WFAA Sports Blogger
Posted on September 13, 2012 at 1:36 PM
When it was originally reported that Notre Dame was joining everyone in abandoning the Big East conference, the Big 12 emerged as the lead candidate. Notre Dame was set to make a decision or move as soon as the end of the summer. The unexpected element came with the final decision: Notre Dame will move to the ACC with the exception of football and hockey.
"We have monitored the changing conference landscape for many months and concluded that moving to the ACC is the best course of action for us," said Jack Swarbrick, Notre Dame vice president and director of athletics. "We are able to maintain our historic independence in football, join in the ACC's non-BCS bowl package, and provide a new and extremely competitive home for our other sports."
The football program will remain independent but play 5 ACC teams a year. The ACC does not feature competitive hockey, so otre Dame will look elsewhere with that sport, presumably with Hockey East. The 5 ACC games present issues for Notre Dame's football schedule, as USC, Michigan, Michigan State, Purdue, Navy and Stanford have been traditional games -- but none are ACC schools.
Notre Dame plays some teams in the ACC or headed to the ACC this season: Boston College, Pittsburgh, and Wake Forest. They also get to renew their rivalry with Miami. But next year they only play 1 ACC team, Pittsburgh, with Temple, BYU, Arizona State and Air Force filling out the rest of the schedule.
Theoretically, Notre Dame will have to wait 27 months before they can officially join the ACC, as the Big East requires 27 months notice that a school is leaving the conference. However, West Virginia, Syracuse, and Pittsburgh were able to leave earlier by paying higher exit fees.
But what is really the most interesting piece of this story is that the ACC has increased its exit fee to $50 million. Many have thought that the Big 12 was looking to expand and the ACC was a big target with schools like Virginia Tech, Florida State, Clemson and even Miami. However with a $50 million fee to leave the conference it doesn't look like anyone will be jumping ship.

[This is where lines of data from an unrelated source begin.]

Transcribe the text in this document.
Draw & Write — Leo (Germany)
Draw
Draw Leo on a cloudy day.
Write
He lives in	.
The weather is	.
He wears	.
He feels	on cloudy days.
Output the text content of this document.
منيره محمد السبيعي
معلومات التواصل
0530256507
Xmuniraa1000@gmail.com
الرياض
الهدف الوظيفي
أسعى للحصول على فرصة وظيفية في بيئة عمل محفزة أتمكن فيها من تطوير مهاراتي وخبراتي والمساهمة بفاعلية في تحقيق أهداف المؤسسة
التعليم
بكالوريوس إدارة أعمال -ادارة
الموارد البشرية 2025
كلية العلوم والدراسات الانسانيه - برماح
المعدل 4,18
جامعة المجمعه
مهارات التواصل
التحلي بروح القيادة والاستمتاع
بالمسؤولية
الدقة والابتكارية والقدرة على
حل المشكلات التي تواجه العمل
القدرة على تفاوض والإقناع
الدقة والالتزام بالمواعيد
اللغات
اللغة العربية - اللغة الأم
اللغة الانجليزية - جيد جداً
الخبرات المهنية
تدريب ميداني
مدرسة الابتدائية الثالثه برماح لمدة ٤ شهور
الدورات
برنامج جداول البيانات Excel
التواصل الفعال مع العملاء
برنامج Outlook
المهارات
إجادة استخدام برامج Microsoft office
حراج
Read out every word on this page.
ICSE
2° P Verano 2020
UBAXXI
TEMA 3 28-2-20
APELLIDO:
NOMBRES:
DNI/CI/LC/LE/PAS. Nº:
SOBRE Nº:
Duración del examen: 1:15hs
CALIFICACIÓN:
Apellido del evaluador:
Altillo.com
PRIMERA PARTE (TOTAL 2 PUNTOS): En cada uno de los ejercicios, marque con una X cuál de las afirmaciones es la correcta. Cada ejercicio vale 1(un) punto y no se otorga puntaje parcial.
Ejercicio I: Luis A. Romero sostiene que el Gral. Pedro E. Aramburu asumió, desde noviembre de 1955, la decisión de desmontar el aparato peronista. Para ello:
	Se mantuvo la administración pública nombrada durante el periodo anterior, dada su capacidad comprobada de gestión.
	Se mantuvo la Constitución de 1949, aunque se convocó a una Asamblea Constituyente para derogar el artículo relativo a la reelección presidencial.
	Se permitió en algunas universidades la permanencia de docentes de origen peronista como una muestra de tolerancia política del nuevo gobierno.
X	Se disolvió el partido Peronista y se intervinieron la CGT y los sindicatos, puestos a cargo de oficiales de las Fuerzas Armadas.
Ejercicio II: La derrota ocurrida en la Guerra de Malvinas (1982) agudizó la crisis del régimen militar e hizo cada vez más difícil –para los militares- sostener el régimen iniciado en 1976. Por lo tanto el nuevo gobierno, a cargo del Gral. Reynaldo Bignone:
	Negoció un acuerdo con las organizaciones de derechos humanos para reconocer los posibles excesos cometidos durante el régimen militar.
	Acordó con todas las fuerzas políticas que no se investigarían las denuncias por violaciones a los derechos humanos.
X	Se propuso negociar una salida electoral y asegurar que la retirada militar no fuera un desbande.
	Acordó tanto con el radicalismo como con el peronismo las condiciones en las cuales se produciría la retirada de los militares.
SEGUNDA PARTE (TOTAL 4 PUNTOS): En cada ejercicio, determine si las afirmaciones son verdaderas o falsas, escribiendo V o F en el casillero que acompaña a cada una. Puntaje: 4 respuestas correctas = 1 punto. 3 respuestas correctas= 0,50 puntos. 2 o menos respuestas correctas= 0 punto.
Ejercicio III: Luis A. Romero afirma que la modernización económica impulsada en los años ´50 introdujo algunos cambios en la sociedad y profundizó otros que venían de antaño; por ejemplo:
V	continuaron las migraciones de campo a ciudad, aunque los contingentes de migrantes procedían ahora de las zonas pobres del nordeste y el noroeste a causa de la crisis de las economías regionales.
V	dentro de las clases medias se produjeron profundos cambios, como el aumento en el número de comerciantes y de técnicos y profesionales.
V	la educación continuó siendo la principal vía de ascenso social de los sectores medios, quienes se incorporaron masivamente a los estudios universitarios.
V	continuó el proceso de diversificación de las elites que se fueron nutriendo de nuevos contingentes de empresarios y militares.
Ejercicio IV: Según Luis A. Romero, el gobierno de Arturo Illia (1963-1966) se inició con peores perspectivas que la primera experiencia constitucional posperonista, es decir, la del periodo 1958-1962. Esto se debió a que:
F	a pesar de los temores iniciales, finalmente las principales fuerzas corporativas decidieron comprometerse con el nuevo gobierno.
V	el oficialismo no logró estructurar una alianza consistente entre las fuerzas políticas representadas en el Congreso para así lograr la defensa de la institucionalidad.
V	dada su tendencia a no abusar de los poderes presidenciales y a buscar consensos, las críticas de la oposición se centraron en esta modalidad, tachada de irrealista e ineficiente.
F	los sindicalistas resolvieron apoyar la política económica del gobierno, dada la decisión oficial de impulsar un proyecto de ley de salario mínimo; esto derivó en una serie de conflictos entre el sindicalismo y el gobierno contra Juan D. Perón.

This could set ripple effects leaving other conferences scrambling to increase their exit fees to protect themselves from poaching and realignment. The Big 12 has said they're happy at 10 members and fewer slices of the pie create bigger slices. But they would like to get back to 12 teams to add the option of a championship game and the revenue it would generate for the conference.
The Big 12 is a very in-demand, desirable conference. They just signed a $2.6 Billion TV deal, and the creation of the Champions Bowl in partnership with the SEC only adds to the conference's appeal. Those moves paired with the addition of TCU and West Virginia have stabilized a conference that was once on the brink of extinction.
So if ACC teams are off the table, that really limits the choices to join the Big 12 and essentially removes the option of adding any marquee programs. Now there is the assumption that by leaving the conference immediately they could avoid those new exit fees which won't be in effect until 2013, but that would appear to be a herculean task in the middle of the football season.
With ACC teams off the table, as well as Pac 12, Big 10 and SEC teams, who is left for the Big 12 to add?
· SMU (Conference USA but headed to Big East)
· Louisville (Big East)
· Cincinnati (Big East)
· Houston (Conference USA)
· Memphis (Conference USA)
· Rice (Conference USA)
Not necessarily the best choices there. Realistically the old Southwestern Conference teams (Rice, SMU, and Houston) would be the front runners for the spots. Geographically they make sense, they're quality institutions with fairly big football programs. Houston has enjoyed success with Case Keenum at QB, being ranked at times. And SMU is a growing program that just won a bowl game and is moving to a BCS conference. Louisville is another program that has spent time consistently in the rankings.
The Big 12 could also conceivably wait it out to see when the next bit of instability begins. They have publicly maintained staying at 10 teams to be their preference and their new deal is evenly split amongst the schools at $20 million per year.
It will be interesting to watch how the dust settles.